Las palomas ya forman parte de nuestra geografía urbanita. Una de las razones más poderosas para ello es la debilidad humana por las criaturas que nos parecen indefensas. ¿Quién no ha visto a un anciano lanzando pan seco a las palomas?
Algo parecido ocurre con los gatos callejeros, que además recurren a artimañas sonoras para estimular nuestra pena. Gatos callejeros que piden y piden hasta que los vecinos, misericordiosos, les entregan los restos de la cena, a sabiendas de que contribuyen a la superpoblación descontrolada de mininos y que, las noches subsiguientes, regresará el gato con más amigos a reclamar más comida so pena de formar una escandalera apocalíptica.
Sabiendo todo eso, la gente continúa tropezando en sus chantajes emocionales. Y es que hay gatos que casi parecen seres humanos a la hora de manifestar su hambre.
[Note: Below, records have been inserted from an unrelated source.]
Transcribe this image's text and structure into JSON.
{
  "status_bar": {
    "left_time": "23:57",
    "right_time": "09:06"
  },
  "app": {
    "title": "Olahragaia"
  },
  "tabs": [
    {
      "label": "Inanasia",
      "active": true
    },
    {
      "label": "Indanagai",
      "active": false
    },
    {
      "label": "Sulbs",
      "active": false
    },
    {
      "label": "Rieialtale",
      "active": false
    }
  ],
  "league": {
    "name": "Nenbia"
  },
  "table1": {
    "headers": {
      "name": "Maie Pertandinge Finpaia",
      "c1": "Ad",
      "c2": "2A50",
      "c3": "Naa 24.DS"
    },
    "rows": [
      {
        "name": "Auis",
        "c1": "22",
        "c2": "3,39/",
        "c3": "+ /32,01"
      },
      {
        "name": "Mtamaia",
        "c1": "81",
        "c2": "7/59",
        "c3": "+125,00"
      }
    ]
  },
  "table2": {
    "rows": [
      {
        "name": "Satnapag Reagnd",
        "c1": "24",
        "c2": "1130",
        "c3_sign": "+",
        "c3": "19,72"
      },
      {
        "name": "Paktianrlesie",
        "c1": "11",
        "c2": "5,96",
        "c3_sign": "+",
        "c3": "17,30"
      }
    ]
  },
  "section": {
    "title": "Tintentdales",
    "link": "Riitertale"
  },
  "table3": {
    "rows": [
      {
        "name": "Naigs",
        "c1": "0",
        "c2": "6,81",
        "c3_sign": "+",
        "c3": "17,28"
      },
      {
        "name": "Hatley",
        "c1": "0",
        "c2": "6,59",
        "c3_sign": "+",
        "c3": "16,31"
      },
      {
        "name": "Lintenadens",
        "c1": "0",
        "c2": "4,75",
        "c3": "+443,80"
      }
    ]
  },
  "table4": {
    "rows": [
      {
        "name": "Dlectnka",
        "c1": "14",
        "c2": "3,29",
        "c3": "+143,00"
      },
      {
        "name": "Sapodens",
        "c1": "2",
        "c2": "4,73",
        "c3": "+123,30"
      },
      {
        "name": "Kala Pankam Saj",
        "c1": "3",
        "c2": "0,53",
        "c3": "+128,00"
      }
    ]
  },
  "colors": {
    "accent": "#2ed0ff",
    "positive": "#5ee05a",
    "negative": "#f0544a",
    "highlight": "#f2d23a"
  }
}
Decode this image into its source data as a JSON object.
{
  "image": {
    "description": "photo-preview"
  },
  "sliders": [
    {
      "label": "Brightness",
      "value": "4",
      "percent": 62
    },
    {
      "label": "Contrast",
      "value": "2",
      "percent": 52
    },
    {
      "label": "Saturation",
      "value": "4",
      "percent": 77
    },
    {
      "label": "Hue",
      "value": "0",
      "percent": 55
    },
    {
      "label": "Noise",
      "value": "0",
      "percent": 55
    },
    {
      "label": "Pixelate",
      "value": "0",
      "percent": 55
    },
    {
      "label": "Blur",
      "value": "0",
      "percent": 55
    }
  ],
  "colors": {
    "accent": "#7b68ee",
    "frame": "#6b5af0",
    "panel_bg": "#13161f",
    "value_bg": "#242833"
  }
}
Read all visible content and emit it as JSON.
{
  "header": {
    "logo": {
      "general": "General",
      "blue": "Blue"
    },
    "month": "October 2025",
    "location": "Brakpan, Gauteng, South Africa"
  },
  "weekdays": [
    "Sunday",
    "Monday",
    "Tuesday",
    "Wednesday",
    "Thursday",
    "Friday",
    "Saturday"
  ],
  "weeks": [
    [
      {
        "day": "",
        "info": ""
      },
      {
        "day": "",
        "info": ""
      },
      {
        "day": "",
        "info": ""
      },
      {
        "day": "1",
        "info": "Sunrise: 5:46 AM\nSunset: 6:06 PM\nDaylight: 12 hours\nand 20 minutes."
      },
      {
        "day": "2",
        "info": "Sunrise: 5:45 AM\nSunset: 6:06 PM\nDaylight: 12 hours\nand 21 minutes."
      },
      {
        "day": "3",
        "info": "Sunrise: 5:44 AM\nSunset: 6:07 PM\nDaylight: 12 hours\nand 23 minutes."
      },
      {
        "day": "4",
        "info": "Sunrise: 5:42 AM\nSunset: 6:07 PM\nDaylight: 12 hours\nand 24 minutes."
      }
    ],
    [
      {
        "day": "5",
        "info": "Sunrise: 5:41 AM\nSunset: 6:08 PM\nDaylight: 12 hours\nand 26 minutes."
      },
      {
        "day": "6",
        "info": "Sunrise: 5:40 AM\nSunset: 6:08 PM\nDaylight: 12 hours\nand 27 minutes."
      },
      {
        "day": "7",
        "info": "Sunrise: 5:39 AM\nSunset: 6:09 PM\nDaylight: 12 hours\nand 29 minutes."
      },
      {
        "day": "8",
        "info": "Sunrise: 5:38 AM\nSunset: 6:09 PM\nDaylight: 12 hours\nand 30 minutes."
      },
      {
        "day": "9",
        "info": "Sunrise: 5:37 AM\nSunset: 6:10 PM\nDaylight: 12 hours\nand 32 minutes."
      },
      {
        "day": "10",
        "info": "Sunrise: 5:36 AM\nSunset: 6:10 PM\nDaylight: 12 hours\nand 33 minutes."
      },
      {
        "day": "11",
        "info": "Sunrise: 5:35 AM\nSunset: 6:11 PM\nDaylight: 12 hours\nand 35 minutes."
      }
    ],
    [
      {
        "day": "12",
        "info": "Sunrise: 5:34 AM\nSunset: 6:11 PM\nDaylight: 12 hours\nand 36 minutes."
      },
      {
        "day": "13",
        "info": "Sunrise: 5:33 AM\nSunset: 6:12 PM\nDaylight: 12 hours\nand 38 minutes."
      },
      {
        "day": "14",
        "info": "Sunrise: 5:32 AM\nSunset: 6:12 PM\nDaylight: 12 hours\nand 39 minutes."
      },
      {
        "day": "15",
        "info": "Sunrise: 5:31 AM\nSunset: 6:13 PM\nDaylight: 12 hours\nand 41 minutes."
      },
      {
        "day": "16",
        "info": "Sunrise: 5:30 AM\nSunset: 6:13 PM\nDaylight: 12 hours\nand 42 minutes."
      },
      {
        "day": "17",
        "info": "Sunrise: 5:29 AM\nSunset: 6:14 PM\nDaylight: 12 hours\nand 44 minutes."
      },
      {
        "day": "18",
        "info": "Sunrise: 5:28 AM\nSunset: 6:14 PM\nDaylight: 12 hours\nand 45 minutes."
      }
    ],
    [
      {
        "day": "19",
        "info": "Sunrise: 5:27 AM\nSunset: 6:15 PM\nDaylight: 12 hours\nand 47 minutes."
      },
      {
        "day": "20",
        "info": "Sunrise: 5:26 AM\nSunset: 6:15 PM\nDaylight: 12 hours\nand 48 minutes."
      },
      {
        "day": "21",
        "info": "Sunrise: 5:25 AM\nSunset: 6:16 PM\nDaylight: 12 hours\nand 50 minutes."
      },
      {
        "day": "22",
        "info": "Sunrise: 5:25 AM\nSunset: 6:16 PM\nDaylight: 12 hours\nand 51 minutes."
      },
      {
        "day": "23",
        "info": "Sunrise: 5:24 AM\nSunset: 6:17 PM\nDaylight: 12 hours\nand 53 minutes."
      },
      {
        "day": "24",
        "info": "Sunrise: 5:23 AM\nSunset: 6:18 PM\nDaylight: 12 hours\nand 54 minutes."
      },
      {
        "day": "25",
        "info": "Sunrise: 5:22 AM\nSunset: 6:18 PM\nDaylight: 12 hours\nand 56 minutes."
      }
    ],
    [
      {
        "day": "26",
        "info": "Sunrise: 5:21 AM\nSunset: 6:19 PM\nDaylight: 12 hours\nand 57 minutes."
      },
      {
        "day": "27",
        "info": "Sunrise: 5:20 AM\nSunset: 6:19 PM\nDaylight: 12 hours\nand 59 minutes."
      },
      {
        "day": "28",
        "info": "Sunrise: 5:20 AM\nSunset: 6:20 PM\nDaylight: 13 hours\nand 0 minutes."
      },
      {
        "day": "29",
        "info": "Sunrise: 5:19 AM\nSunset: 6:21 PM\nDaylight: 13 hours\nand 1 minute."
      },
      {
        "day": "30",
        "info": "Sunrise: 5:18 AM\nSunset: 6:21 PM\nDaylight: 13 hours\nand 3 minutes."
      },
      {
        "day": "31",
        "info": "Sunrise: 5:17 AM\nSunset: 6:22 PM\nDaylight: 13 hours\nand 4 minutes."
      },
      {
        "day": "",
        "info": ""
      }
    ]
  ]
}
Pero de los gatos ya hablamos en otra ocasión, hoy tocan las palomas. Debido a la facilidad que les damos para que se alimenten, estimulamos su reproducción de manera alarmante. El resultado es que ya hay palomas que se reproducen sin descanso: algunas hembras ponen huevos 6 veces al año y en cada nidada tienen alrededor de 12 pichones.